PARKERSBURG - A West Virginia senator is supporting the elimination of U.S. aid to China.

In this time of budget constraints, U.S. tax dollars shouldn't be going to China, the world's second-largest economy, Sen. Joe Manchin said. The United States has spent more than $275 million since 2001 in China to expand internet access and improving public transportation, he said.

China also receives billions from multilateral institutions like the United Nations, to which the United States is among the largest contributors, Manchin said.

"At a time of tight budgets, painful spending cuts and overwhelming concern about how we spend money in this country, it doesn't make any sense that America would send any hard-earned taxpayer dollars to China, whose economy is growing by leaps and bounds and who has consistently made it very difficult for this country to compete on a fair playing field," Manchin said. "Now is the time to focus on rebuilding America, and to ensure that we invest in American infrastructure and innovation ahead of other countries."

Manchin was among senators from both parties signing off on letters to the Department of Commerce and Sens. Daniel Inouye and Thad Cochran, Senate appropriations leaders.

"In view of China's economic rise, it is clear that, with the exception of programs targeted specifically to Tibet or promote respect for human rights and democracy in China, the annual assistance we are currently providing to China could be better utilized in countries with greater need and vastly smaller resources," the letter to Inouye and Cochran said. China currently owns $1.2 trillion of U.S. Treasury debt, and has launched its own multi-billion dollar foreign assistance program to rival the United States. This year, both the United Kingdom and Australia announced they will no longer provide direct assistance to China.

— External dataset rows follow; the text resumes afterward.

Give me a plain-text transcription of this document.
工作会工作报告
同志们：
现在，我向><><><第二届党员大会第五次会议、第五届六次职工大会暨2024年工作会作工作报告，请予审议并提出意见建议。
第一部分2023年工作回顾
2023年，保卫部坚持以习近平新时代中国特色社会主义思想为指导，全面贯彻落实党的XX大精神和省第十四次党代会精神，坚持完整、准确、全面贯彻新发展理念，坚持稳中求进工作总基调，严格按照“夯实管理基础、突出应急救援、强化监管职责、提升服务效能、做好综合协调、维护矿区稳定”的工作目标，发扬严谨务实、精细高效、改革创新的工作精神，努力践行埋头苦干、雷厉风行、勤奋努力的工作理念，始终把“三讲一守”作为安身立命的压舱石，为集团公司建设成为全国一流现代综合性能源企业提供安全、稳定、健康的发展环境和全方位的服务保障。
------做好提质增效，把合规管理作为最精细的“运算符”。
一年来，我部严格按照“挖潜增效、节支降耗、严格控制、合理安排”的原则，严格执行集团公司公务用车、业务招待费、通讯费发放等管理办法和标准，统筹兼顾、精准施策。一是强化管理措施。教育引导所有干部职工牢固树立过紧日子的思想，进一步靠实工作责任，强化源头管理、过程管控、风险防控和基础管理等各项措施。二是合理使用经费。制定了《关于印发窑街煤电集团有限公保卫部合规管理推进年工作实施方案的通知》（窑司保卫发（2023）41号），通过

The letter to the Commerce Department, addressed to Francisco J. S'nchez, under secretary for international trade, asks the commerce department to strengthen enforcement of existing U.S. laws intended to combat illegal import practices such when nations like China sells goods for far less than they are worth in another country. The department has been lax since announcing increased enforcement a year ago, the senators said.

"The failure to implement this change in a timely manner is hurting U.S. manufacturing companies and workers in our states at a time when job retention and creation remains challenging to employers," the letter said.